Though Steentjes proudly admits that the real selling point for his boats is the ride. “I like to take my clients over to Haulover Cut,” he says. “If they’ve never been on an aluminum boat they are in for a really nice surprise. In rough water, composite boats flex—there’s nothing wrong with that, it’s how they are designed, but they feel like they are falling apart. Aluminum doesn’t flex. We hit a wave and everything is just so, so solid. People fall in love with that. You can really hammer our boats in tough conditions and the ride will be super smooth.”

The IYG Touch
Another highly beneficial selling point for Vanquish is its relationship with Boomer Jousma.

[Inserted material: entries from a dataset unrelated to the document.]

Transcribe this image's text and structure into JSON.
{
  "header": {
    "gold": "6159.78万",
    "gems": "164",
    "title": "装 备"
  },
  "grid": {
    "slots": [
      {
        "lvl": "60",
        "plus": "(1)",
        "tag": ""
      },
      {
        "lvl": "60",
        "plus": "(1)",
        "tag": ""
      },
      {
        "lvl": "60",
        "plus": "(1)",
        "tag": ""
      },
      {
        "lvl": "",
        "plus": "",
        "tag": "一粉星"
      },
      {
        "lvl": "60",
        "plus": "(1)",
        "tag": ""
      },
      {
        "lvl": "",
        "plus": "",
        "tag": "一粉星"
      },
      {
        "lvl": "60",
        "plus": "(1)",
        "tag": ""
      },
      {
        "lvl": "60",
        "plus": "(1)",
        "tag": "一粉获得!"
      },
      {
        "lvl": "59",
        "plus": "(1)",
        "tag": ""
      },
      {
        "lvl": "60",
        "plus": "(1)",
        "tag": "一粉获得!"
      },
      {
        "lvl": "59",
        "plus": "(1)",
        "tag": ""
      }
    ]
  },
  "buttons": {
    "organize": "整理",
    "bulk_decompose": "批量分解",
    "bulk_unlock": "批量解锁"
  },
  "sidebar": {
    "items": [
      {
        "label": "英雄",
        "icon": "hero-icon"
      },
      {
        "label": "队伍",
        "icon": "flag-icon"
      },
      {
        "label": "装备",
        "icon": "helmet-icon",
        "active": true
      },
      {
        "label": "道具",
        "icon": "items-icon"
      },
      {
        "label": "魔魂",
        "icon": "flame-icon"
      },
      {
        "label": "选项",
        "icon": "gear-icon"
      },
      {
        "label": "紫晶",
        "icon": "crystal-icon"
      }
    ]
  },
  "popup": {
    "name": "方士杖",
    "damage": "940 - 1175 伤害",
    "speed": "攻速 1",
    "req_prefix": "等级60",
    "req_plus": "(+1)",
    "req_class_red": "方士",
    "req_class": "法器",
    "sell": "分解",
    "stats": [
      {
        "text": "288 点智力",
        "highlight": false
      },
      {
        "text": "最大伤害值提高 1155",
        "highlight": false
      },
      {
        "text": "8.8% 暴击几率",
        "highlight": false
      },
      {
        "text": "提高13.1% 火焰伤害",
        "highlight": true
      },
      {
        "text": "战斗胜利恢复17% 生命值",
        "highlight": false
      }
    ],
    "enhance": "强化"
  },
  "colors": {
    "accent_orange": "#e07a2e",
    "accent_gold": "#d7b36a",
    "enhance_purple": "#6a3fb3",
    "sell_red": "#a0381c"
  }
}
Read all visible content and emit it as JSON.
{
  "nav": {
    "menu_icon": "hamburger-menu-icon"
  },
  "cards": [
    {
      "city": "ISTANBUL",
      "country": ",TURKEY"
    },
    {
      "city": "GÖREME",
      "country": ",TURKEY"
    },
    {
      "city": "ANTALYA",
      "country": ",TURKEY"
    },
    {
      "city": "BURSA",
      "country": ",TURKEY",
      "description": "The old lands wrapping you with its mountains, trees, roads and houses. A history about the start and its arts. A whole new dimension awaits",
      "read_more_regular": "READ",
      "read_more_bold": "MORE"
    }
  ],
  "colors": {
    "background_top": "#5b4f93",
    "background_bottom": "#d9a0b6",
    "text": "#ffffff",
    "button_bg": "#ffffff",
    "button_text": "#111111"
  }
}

Steentjes met Boomer when he first moved to America in 2018 and the two formed a fast connection. “Our offices were close to each other on 17th street,” he says.

Boomer is younger than me, but we are close enough in age that we just kind of clicked.
Tom Steentjes
Vanquish Yachts, Founder
A fast friendship soon turned into a fruitful business relationship as the two men saw something beneficial in each other. Jousma was impressed with Steentjes’ boats, and Steentjes saw in Jousma a “pit bull” who could sell his products better than anyone else. “When Boomer decides he is going to do something he does it,” says Steentjes.
“He is relentless. We WhatsApp each other 24/7. A lot of brokers are afraid to bring a client to the builder because they are afraid the builder will steal the client. But we always form a group chat with the client, myself, and Boomer, and work through the sale together. If the founder of the shipyard is on the chat, things can happen a lot more efficiently.”

The Future
When it comes to what’s next, Steentjes has a lot of enthusiasm—for good reason. “We see a soft spot in between the 70 and the 115,” he says. “So we are thinking about doing a 90 soon. We also want to do a 75-foot version of the 55 and put eight 600-horsepower Mercurys on it.”
Yes you read that correctly.


It’s that kind of fearlessness in design and construction that has helped Vanquish separate itself from the pack so quickly and so definitively. For this builder it’s clear that the future is bright, and the possibilities are endless.